While working in his garage, inventor Jamie Siminoff kept missing mail deliveries because he couldn’t hear his doorbell. In 2011 he developed a Wi-Fi-enabled doorbell which he called “DoorBot” and in 2013 he pitched his product on Shark Tank and asked for $700,000 to further his business. He explained that this doorbell allowed people to remotely see and talk to whomever was at their front door via their smartphone. Everyone on Shark Tank except Kevin O’Leary poo-poohed his idea. Jamie turned down the offer from Mr. O’Leary because the inventor, though broke and disappointed, believed in his invention and felt he wasn’t getting a very good deal. In 2015, Jamie set up a card table at an electronics show and met potential buyers like Walmart and Target who agreed to put the doorbell, which was renamed “Ring,” into their stores. Jamie felt the need to have service after the sale and wanted to hear from consumers so he put his real email address on every box. Five years later in 2018, Amazon bought Jamie’s product for $1.4 billion (with a B), its second largest acquisition. I wish I’d invested in Kleenex because those multimillionaires on Shark Tank are crying into a lot of tissues now. Since that first video doorbell, there are several types, as well as home and business security systems and cameras, plus smart lighting. He remains an active CEO of Ring and continues to dream up new creations and he’s apparently friendly with my sons. They own most of his gadgets.    

I was happy to find out that Jamie had been the developer of Unsubscribe.com, a service that helps email users clean commercial email from their inboxes. I hate to brag, but I’ve probably been his best customer with this endeavor. Well, I was his best customer, now I’m somebody else’s because he sold that business too. And don’t quote me because I’m only guessing, but I’ll bet he closed the deal at a profit. What?  

Jamie studied entrepreneurship at Babson College in Massachusetts. I didn’t know such a thing existed and thus, this is probably why I’m not rich today. Well, not knowing schools offered entrepreneurships as a curriculum and the buy high-sell low habit I seem to be so fond of. Maybe another reason Jamie is smart and rich and I’m not, is he jogs every day. Every day. That would be as awful as smiling every day. Whether rich or poor I’d be seriously inquiring, “When does the bad activity end?”   

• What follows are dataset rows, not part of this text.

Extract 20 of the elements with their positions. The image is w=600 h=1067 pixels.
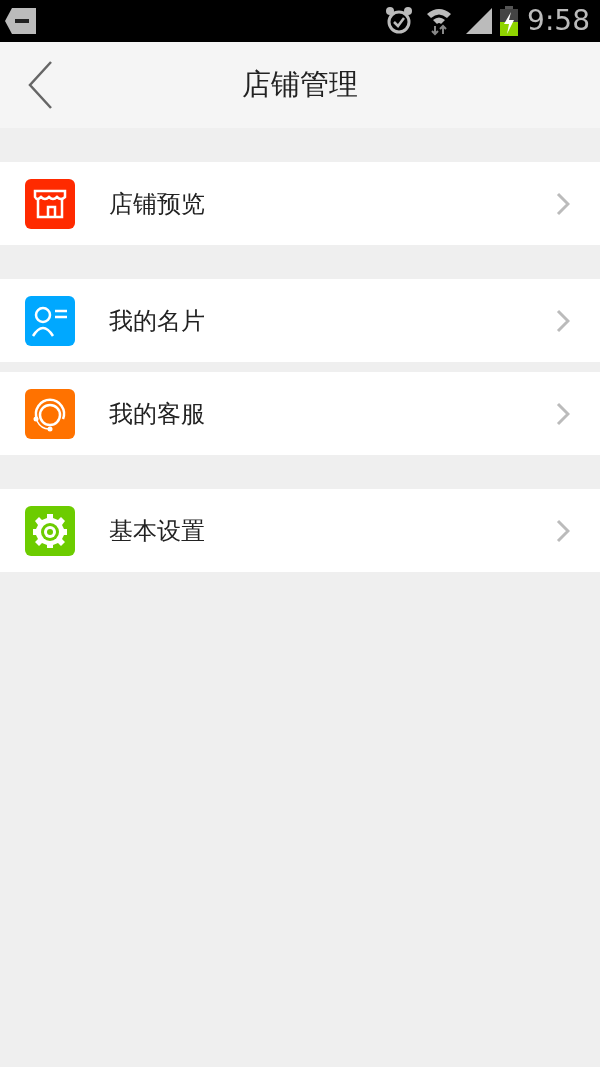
menu-item[interactable]: 我的名片	[0, 279, 600, 362]
menu-item-label: 基本设置	[109, 515, 206, 547]
clock-time: 9:58	[527, 3, 590, 39]
back-icon	[27, 60, 53, 110]
chevron-icon	[556, 308, 570, 333]
menu-item-label: 我的客服	[109, 398, 206, 430]
menu-item[interactable]: 基本设置	[0, 489, 600, 572]
menu-item-label: 我的名片	[109, 305, 206, 337]
signal-icon	[465, 7, 494, 35]
menu-item-label: 店铺预览	[109, 188, 206, 220]
battery-icon	[499, 6, 520, 36]
chevron-icon	[556, 518, 570, 543]
wifi-icon	[425, 6, 454, 36]
page-title: 店铺管理	[242, 66, 358, 104]
chevron-icon	[556, 401, 570, 426]
chevron-icon	[556, 191, 570, 216]
menu-item[interactable]: 店铺预览	[0, 162, 600, 245]
alarm-icon	[385, 6, 414, 36]
notification-icon	[4, 7, 38, 35]
menu-item[interactable]: 我的客服	[0, 372, 600, 455]
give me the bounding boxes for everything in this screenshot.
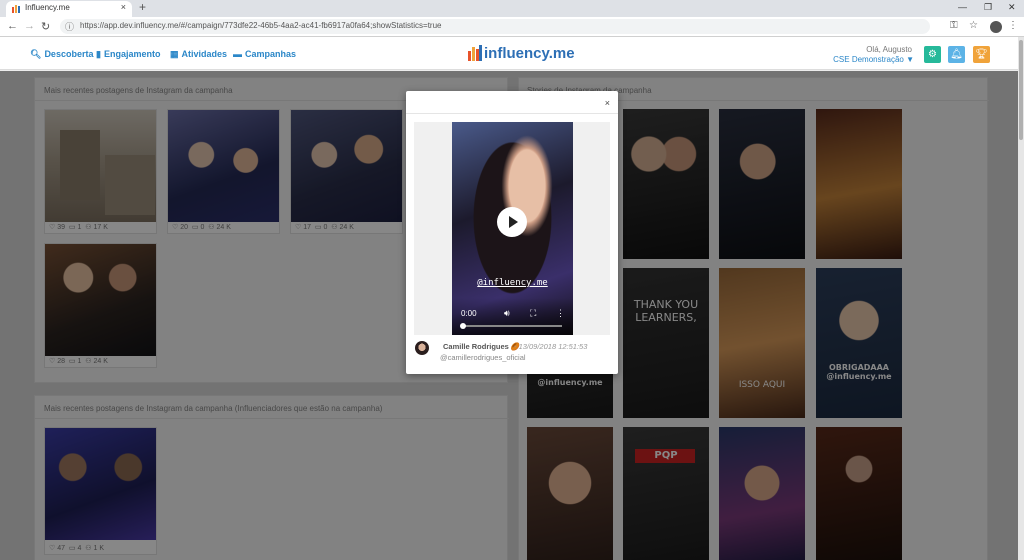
restore-icon[interactable]: ❐ [984, 2, 992, 13]
video-container: @influency.me 0:00 🔊︎ ⛶ ⋮ [414, 122, 610, 335]
volume-icon[interactable]: 🔊︎ [504, 308, 510, 319]
trophy-button[interactable]: 🏆︎ [973, 46, 990, 63]
address-bar-row: ← → ↻ ⓘ https://app.dev.influency.me/#/c… [0, 17, 1024, 37]
close-tab-icon[interactable]: × [121, 2, 126, 12]
video-progress-bar[interactable] [462, 325, 562, 327]
url-field[interactable]: ⓘ https://app.dev.influency.me/#/campaig… [60, 19, 930, 34]
nav-descoberta[interactable]: 🔍︎ Descoberta [30, 49, 93, 60]
story-video[interactable]: @influency.me 0:00 🔊︎ ⛶ ⋮ [452, 122, 573, 335]
video-overlay-handle: @influency.me [477, 278, 548, 288]
nav-campanhas[interactable]: ▬ Campanhas [233, 49, 296, 59]
author-name[interactable]: Camille Rodrigues 🏉 [443, 342, 520, 351]
settings-button[interactable]: ⚙ [924, 46, 941, 63]
video-controls: 0:00 🔊︎ ⛶ ⋮ [452, 298, 573, 335]
video-time: 0:00 [461, 309, 477, 318]
reload-icon[interactable]: ↻ [41, 20, 50, 33]
browser-tab-bar: Influency.me × + — ❐ ✕ [0, 0, 1024, 17]
nav-atividades[interactable]: ▦ Atividades [170, 49, 227, 60]
modal-divider [406, 113, 618, 114]
post-date: - 13/09/2018 12:51:53 [514, 342, 588, 351]
logo-text: influency.me [484, 45, 575, 62]
minimize-icon[interactable]: — [958, 2, 967, 12]
tab-title: Influency.me [25, 3, 70, 12]
scrollbar-thumb[interactable] [1019, 40, 1023, 140]
video-progress-handle[interactable] [460, 323, 466, 329]
org-selector[interactable]: CSE Demonstração ▼ [800, 55, 914, 64]
close-icon[interactable]: × [605, 98, 610, 108]
key-icon[interactable]: ⚿ [950, 20, 958, 31]
url-text: https://app.dev.influency.me/#/campaign/… [80, 21, 442, 30]
bar-chart-icon: ▮ [96, 49, 101, 59]
favicon-icon [12, 5, 20, 13]
calendar-icon: ▦ [170, 49, 179, 59]
forward-icon[interactable]: → [24, 20, 35, 32]
avatar [415, 341, 429, 355]
browser-tab[interactable]: Influency.me × [6, 1, 132, 17]
gear-icon: ⚙ [928, 49, 937, 60]
play-button[interactable] [497, 207, 527, 237]
folder-icon: ▬ [233, 49, 242, 59]
author-handle[interactable]: @camillerodrigues_oficial [440, 353, 526, 362]
logo-mark-icon [468, 45, 482, 61]
search-icon: 🔍︎ [30, 49, 42, 59]
greeting: Olá, Augusto [866, 45, 912, 54]
bell-icon: 🔔︎ [950, 49, 963, 60]
new-tab-icon[interactable]: + [139, 0, 146, 14]
story-modal: × @influency.me 0:00 🔊︎ ⛶ ⋮ Camille Rodr… [406, 91, 618, 374]
fullscreen-icon[interactable]: ⛶ [530, 308, 536, 319]
info-icon[interactable]: ⓘ [65, 20, 74, 33]
profile-avatar-icon[interactable] [990, 21, 1002, 33]
trophy-icon: 🏆︎ [975, 49, 988, 60]
notifications-button[interactable]: 🔔︎ [948, 46, 965, 63]
back-icon[interactable]: ← [7, 20, 18, 32]
window-close-icon[interactable]: ✕ [1008, 2, 1016, 13]
menu-icon[interactable]: ⋮ [1008, 20, 1018, 31]
nav-engajamento[interactable]: ▮ Engajamento [96, 49, 160, 60]
star-icon[interactable]: ☆ [969, 20, 978, 31]
more-options-icon[interactable]: ⋮ [556, 308, 565, 319]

I was once asked to be involved with a research forum on the analysis of numbers. I told them math was not my strong point but they insisted all levels were needed for the study. Upon completion, I never heard from the professor again. After a few hours of witnessing my numerical incompetence and my breathtakingly total lack of experience using wisdom, he may have decided life wasn’t worth living after all. I did glean a few things from the discourse and was somewhat taken aback by the facts; In the United States, over a third of adults have more credit card debt than they do savings and nearly half of Americans don’t have $1,000 saved. In comparison, I’m happy to report Gar and I are doing spectacularly well. I also feel pretty good knowing I may be a ninny, but I’m in good company. Walmart bought Bonobos, a men’s clothing business for $310 million in 2017. Recently they sold it for $75 million. Truly a kindred spirit. We’re practically cousins. Then Mexico purchased a presidential jet for $200 million and sold it to Tajikistan for roughly $92 million. I’d call that a loss and because I’m not a good person, I’m a little bit happy about it.  

Actually, it’s OK not to be great at something. Nikola Tesla had a photographic memory, and as a youngster in Croatia, was a math whiz who could perform integral calculus in his head, prompting his teachers to think he was cheating. I’ve never had this rotten luck.